I am facing the same issue as described in this st...
# troubleshooting
z
I am facing the same issue as described in this stackflow post. Anyone knows what might cause this? Flink 1.17, Java 11, Scala 2.12.17 https://stackoverflow.com/questions/75940903/flink-kafkasink-takes-long-time-to-start
m
Flink doesn’t support Scala 2.12.17
Is this also a new job that you are starting, or restarting from a savepoint?
z
From a savepoint. I think it is due to some corrupted states of kafka transactions. After I cleared the state by removing
eos
and reenabling it, the job is running fine now.
m
How old was the savepoint that you tried to recover from?
z
It was pretty recent. It started to happen after an upgrade. I use
flink-k8s-operator
to handle the upgrade process.
so it happens again after an upgrade.
t
@Zhong Chen I believe the long startup time is caused by a loop at restore time that attempts to abort lingering transactions from previous executions of the job. Flink’s KafkaSink currently doesn’t have a good way to directly query Kafka and list lingering transactions, so instead it needs to iterate through all possible permutations of transaction IDs to abort and try to abort them. We’re collaborating with folks on the Kafka side to see if we can improve this.
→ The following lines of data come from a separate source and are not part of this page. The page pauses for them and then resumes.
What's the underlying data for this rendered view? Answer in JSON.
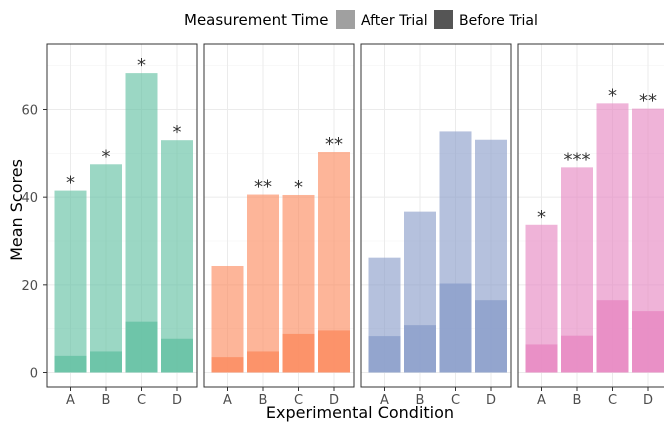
{
  "chart_data": {
    "type": "bar",
    "title": "",
    "xlabel": "Experimental Condition",
    "ylabel": "Mean Scores",
    "ylim": [
      0,
      70
    ],
    "yticks": [
      0,
      20,
      40,
      60
    ],
    "grid": true,
    "legend": {
      "title": "Measurement Time",
      "position": "top",
      "entries": [
        {
          "label": "After Trial",
          "swatch": "#a0a0a0"
        },
        {
          "label": "Before Trial",
          "swatch": "#555555"
        }
      ]
    },
    "categories": [
      "A",
      "B",
      "C",
      "D"
    ],
    "panels": [
      {
        "color": "#66c2a5",
        "after": [
          41.5,
          47.5,
          68.3,
          53
        ],
        "before": [
          3.8,
          4.8,
          11.6,
          7.7
        ],
        "significance": [
          "*",
          "*",
          "*",
          "*"
        ]
      },
      {
        "color": "#fc8d62",
        "after": [
          24.3,
          40.6,
          40.5,
          50.3
        ],
        "before": [
          3.5,
          4.8,
          8.8,
          9.6
        ],
        "significance": [
          "",
          "**",
          "*",
          "**"
        ]
      },
      {
        "color": "#8da0cb",
        "after": [
          26.2,
          36.7,
          55,
          53.1
        ],
        "before": [
          8.3,
          10.8,
          20.3,
          16.5
        ],
        "significance": [
          "",
          "",
          "",
          ""
        ]
      },
      {
        "color": "#e78ac3",
        "after": [
          33.7,
          46.8,
          61.4,
          60.2
        ],
        "before": [
          6.4,
          8.4,
          16.5,
          14
        ],
        "significance": [
          "*",
          "***",
          "*",
          "**"
        ]
      }
    ]
  }
}
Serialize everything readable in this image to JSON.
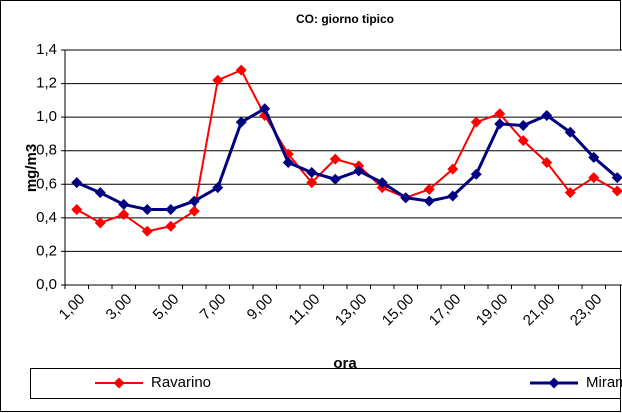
{
  "chart_data": {
    "type": "line",
    "title": "CO: giorno tipico",
    "y_label": "mg/m3",
    "x_label": "ora",
    "categories": [
      "1,00",
      null,
      "3,00",
      null,
      "5,00",
      null,
      "7,00",
      null,
      "9,00",
      null,
      "11,00",
      null,
      "13,00",
      null,
      "15,00",
      null,
      "17,00",
      null,
      "19,00",
      null,
      "21,00",
      null,
      "23,00",
      null
    ],
    "series": [
      {
        "name": "Ravarino",
        "color": "#ff0000",
        "values": [
          0.45,
          0.37,
          0.42,
          0.32,
          0.35,
          0.44,
          1.22,
          1.28,
          1.01,
          0.78,
          0.61,
          0.75,
          0.71,
          0.58,
          0.52,
          0.57,
          0.69,
          0.97,
          1.02,
          0.86,
          0.73,
          0.55,
          0.64,
          0.56
        ]
      },
      {
        "name": "Mirandola",
        "color": "#000080",
        "values": [
          0.61,
          0.55,
          0.48,
          0.45,
          0.45,
          0.5,
          0.58,
          0.97,
          1.05,
          0.73,
          0.67,
          0.63,
          0.68,
          0.61,
          0.52,
          0.5,
          0.53,
          0.66,
          0.96,
          0.95,
          1.01,
          0.91,
          0.76,
          0.64
        ]
      }
    ],
    "ylim": [
      0,
      1.4
    ],
    "yticks": [
      {
        "value": 0,
        "label": "0,0"
      },
      {
        "value": 0.2,
        "label": "0,2"
      },
      {
        "value": 0.4,
        "label": "0,4"
      },
      {
        "value": 0.6,
        "label": "0,6"
      },
      {
        "value": 0.8,
        "label": "0,8"
      },
      {
        "value": 1.0,
        "label": "1,0"
      },
      {
        "value": 1.2,
        "label": "1,2"
      },
      {
        "value": 1.4,
        "label": "1,4"
      }
    ],
    "grid": true,
    "legend": "bottom"
  }
}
just curious: did you start seeing the long startup times only after upgrading to 1.17? Or was this observed in older versions as well?
z
after upgrading to 1.17 I believe
I am just starting using Flink, so I can’t confidently say it only happens to 1.17. I only briefly used 1.16. Since I noticed that auto scaling is only applicable to 1.17, I decided to use the latest version.